しかしながら、そんな彼女たちの元に一人の少女が気まずそうに訪ねてくる。
「あ、あのぉ……」
「? あっ! フルールさん!」
彼女はフルール・ルマンド。一回戦でリンファ相手に敗北を喫したルマンド男爵家の令嬢だ。試合前と最中は終始甲冑姿でどことなく威圧感があったが、今は貴婦人御用達の気品ある礼服に身を包んでいる。
「ご歓談中のところすみませんわ。ですが私、どうしてもアンナ様にお伝えしたいことが……」
「え?」
アンナがきょとんとしていると、フルールは彼女に向かって頭を下げた。
「――今までのこと、本当に申し訳ございませんでした!」
「!」
フルールの口から初めて出た謝罪の言葉に、エミリィは目を見開く。
「私は此度のことで己を恥じましたわ。……強く、気高く、美しく。それが私が思い描いた理想の貴族令嬢の姿でした。私はその理想に近づこうと努力したつもりでした。しかし実際は、伯爵夫人に取り入るためにアンナ様虐めに加担し、忖度と予定調和で偽られた剣術大会に優勝して悦に浸っていただけ……」
自分の気持を吐露するフルールに対しアンナは少し驚いた顔を見せたものの、真剣な表情で耳を傾けていた。
「己を履き違えていた私は、本物の実力の持ち主のリンファさんに瞬く間に完封され、辱められました。思い上がっていた私に罰が下ったのです。ですがそんな私を救って下さったのは、私が虐げたはずのアンナ様。貴女はこんな私の為に命を張り、守ってくださったのですわ。本来恨みを抱いてもおかしくはない私を何の迷いもなく助けるその姿は、皮肉なことに私が理想とした強く、気高く、美しい淑女を体現していた」
「フルールさん……」
「許して下さいませ……だなどとは言いません。ですが、せめて私の謝罪と感謝の気持ちを、どうしても貴女に伝えたかったのですわ……! 本当に……すみません……。そして、ありがとうございました……!」
フルールは涙を滲ませながら、再度深く頭を下げる。
「フルールさん。頭を上げて?」
アンナの言葉に、彼女はおずおずと頭を上げた。
「大丈夫。もう気にしてないよ!」
そう言ってアンナは、朗らかに笑ってみせた。しかし、フルールが口を開ける前にエミリィが言葉を挟む。

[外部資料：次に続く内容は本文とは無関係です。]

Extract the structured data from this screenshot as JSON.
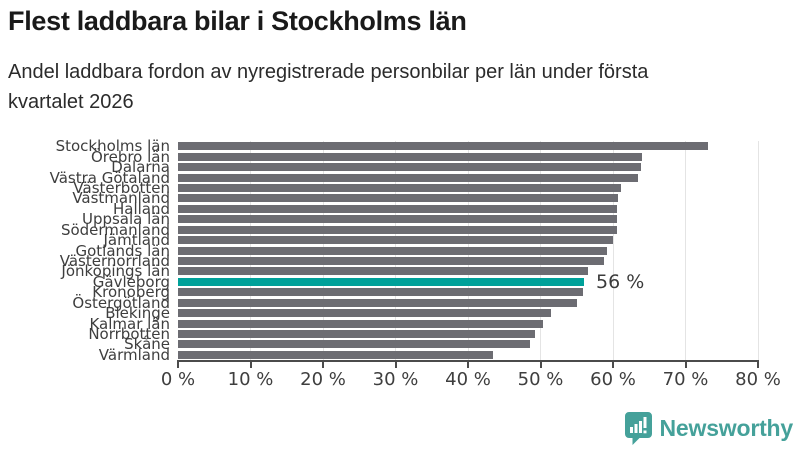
{
  "header": {
    "title": "Flest laddbara bilar i Stockholms län",
    "subtitle_line1": "Andel laddbara fordon av nyregistrerade personbilar per län under första",
    "subtitle_line2": "kvartalet 2026"
  },
  "chart_data": {
    "type": "bar",
    "orientation": "horizontal",
    "categories": [
      "Stockholms län",
      "Örebro län",
      "Dalarna",
      "Västra Götaland",
      "Västerbotten",
      "Västmanland",
      "Halland",
      "Uppsala län",
      "Södermanland",
      "Jämtland",
      "Gotlands län",
      "Västernorrland",
      "Jönköpings län",
      "Gävleborg",
      "Kronoberg",
      "Östergötland",
      "Blekinge",
      "Kalmar län",
      "Norrbotten",
      "Skåne",
      "Värmland"
    ],
    "values": [
      73.1,
      64.0,
      63.9,
      63.5,
      61.1,
      60.7,
      60.6,
      60.6,
      60.5,
      60.0,
      59.2,
      58.7,
      56.5,
      56.0,
      55.8,
      55.0,
      51.4,
      50.4,
      49.2,
      48.6,
      43.4
    ],
    "highlight_category": "Gävleborg",
    "highlight_value_label": "56 %",
    "xlim": [
      0,
      80
    ],
    "x_tick_values": [
      0,
      10,
      20,
      30,
      40,
      50,
      60,
      70,
      80
    ],
    "x_tick_labels": [
      "0 %",
      "10 %",
      "20 %",
      "30 %",
      "40 %",
      "50 %",
      "60 %",
      "70 %",
      "80 %"
    ],
    "grid": true,
    "legend": "none",
    "bar_color": "#6c6c72",
    "highlight_color": "#00a19a",
    "grid_color": "#e4e4e4",
    "axis_color": "#4b4b4b"
  },
  "footer": {
    "brand": "Newsworthy",
    "brand_color": "#45a19a",
    "logo_icon": "bar-chart-speech-bubble-icon"
  }
}
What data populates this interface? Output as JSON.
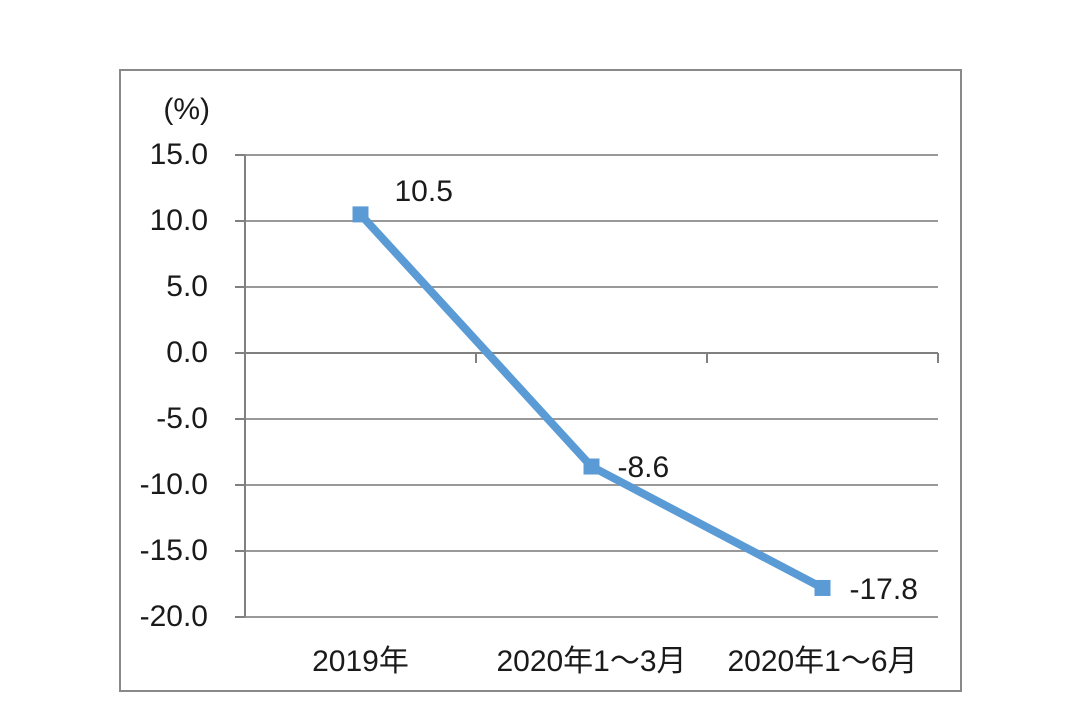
{
  "chart": {
    "unit_label": "(%)"
  },
  "chart_data": {
    "type": "line",
    "title": "",
    "xlabel": "",
    "ylabel": "(%)",
    "categories": [
      "2019年",
      "2020年1～3月",
      "2020年1～6月"
    ],
    "values": [
      10.5,
      -8.6,
      -17.8
    ],
    "data_labels": [
      "10.5",
      "-8.6",
      "-17.8"
    ],
    "y_tick_labels": [
      "15.0",
      "10.0",
      "5.0",
      "0.0",
      "-5.0",
      "-10.0",
      "-15.0",
      "-20.0"
    ],
    "ylim": [
      -20.0,
      15.0
    ],
    "y_step": 5.0,
    "grid": true,
    "legend": "none",
    "marker": "square",
    "colors": {
      "line": "#5B9BD5",
      "marker": "#5B9BD5",
      "gridline": "#999999",
      "axis": "#808080",
      "frame": "#898989",
      "text": "#1a1a1a",
      "background": "#ffffff"
    }
  }
}
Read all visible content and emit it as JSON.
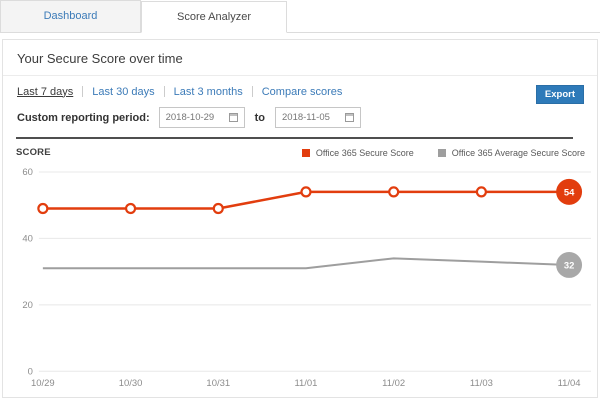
{
  "tabs": [
    {
      "label": "Dashboard",
      "active": false
    },
    {
      "label": "Score Analyzer",
      "active": true
    }
  ],
  "page_title": "Your Secure Score over time",
  "toolbar": {
    "filters": [
      "Last 7 days",
      "Last 30 days",
      "Last 3 months",
      "Compare scores"
    ],
    "active_filter": "Last 7 days",
    "export_label": "Export"
  },
  "custom_period": {
    "label": "Custom reporting period:",
    "start_date": "2018-10-29",
    "to_label": "to",
    "end_date": "2018-11-05"
  },
  "chart_data": {
    "type": "line",
    "title": "SCORE",
    "x": [
      "10/29",
      "10/30",
      "10/31",
      "11/01",
      "11/02",
      "11/03",
      "11/04"
    ],
    "series": [
      {
        "name": "Office 365 Secure Score",
        "values": [
          49,
          49,
          49,
          54,
          54,
          54,
          54
        ],
        "color": "#e23d0e",
        "badge_color": "#e23d0e",
        "markers": true,
        "end_badge": "54",
        "line_width": 2.5
      },
      {
        "name": "Office 365 Average Secure Score",
        "values": [
          31,
          31,
          31,
          31,
          34,
          33,
          32
        ],
        "color": "#9e9e9e",
        "badge_color": "#a8a8a8",
        "markers": false,
        "end_badge": "32",
        "line_width": 2
      }
    ],
    "ylim": [
      0,
      60
    ],
    "yticks": [
      60,
      40,
      20,
      0
    ],
    "grid": true,
    "legend_position": "top-right"
  },
  "colors": {
    "link_blue": "#3c7bb8",
    "button_blue": "#2e7ab9",
    "series_red": "#e23d0e",
    "series_gray": "#9e9e9e",
    "badge_gray": "#a8a8a8",
    "grid_line": "#e8e8e8",
    "axis_text": "#8c8c8c"
  }
}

「フルール様。いかに貴女が反省していようとも、今までアンナ様にしてきたことを看過することは到底できません」
「……っ!」
「――ですが。アンナ様が許したというのならば、私も許しますよ」
エミリィは険しい表情を緩めると、フルールは安堵の表情を見せた。
「それよりもフルールさん! 私たち、友達にならない?」
「え?」
「実は私、密かにフルールさんに憧れてたんだ! いつの日か仲良くなれたらいいなぁって考えてた。どう……かな?」
「……アンナ……様っ!」
フルールの目から雫がポタポタと零れ落ちる。
「そんな……私が貴女のことを見下していたときに……、私のことを……そんな風に想っていてくれていたなんて……っ! ううっ……私は……私はなんてお馬鹿なのっ!」
膝から崩れ落ちそうになる彼女を、アンナは優しく抱きしめた。
「これからよろしくね! フルールさん!」
「はいっ……!」
フルールは涙を流しながらも満面の笑みを浮かべる。
そんな光景を見て、エミリィとモルモネは満足げに微笑むのであった。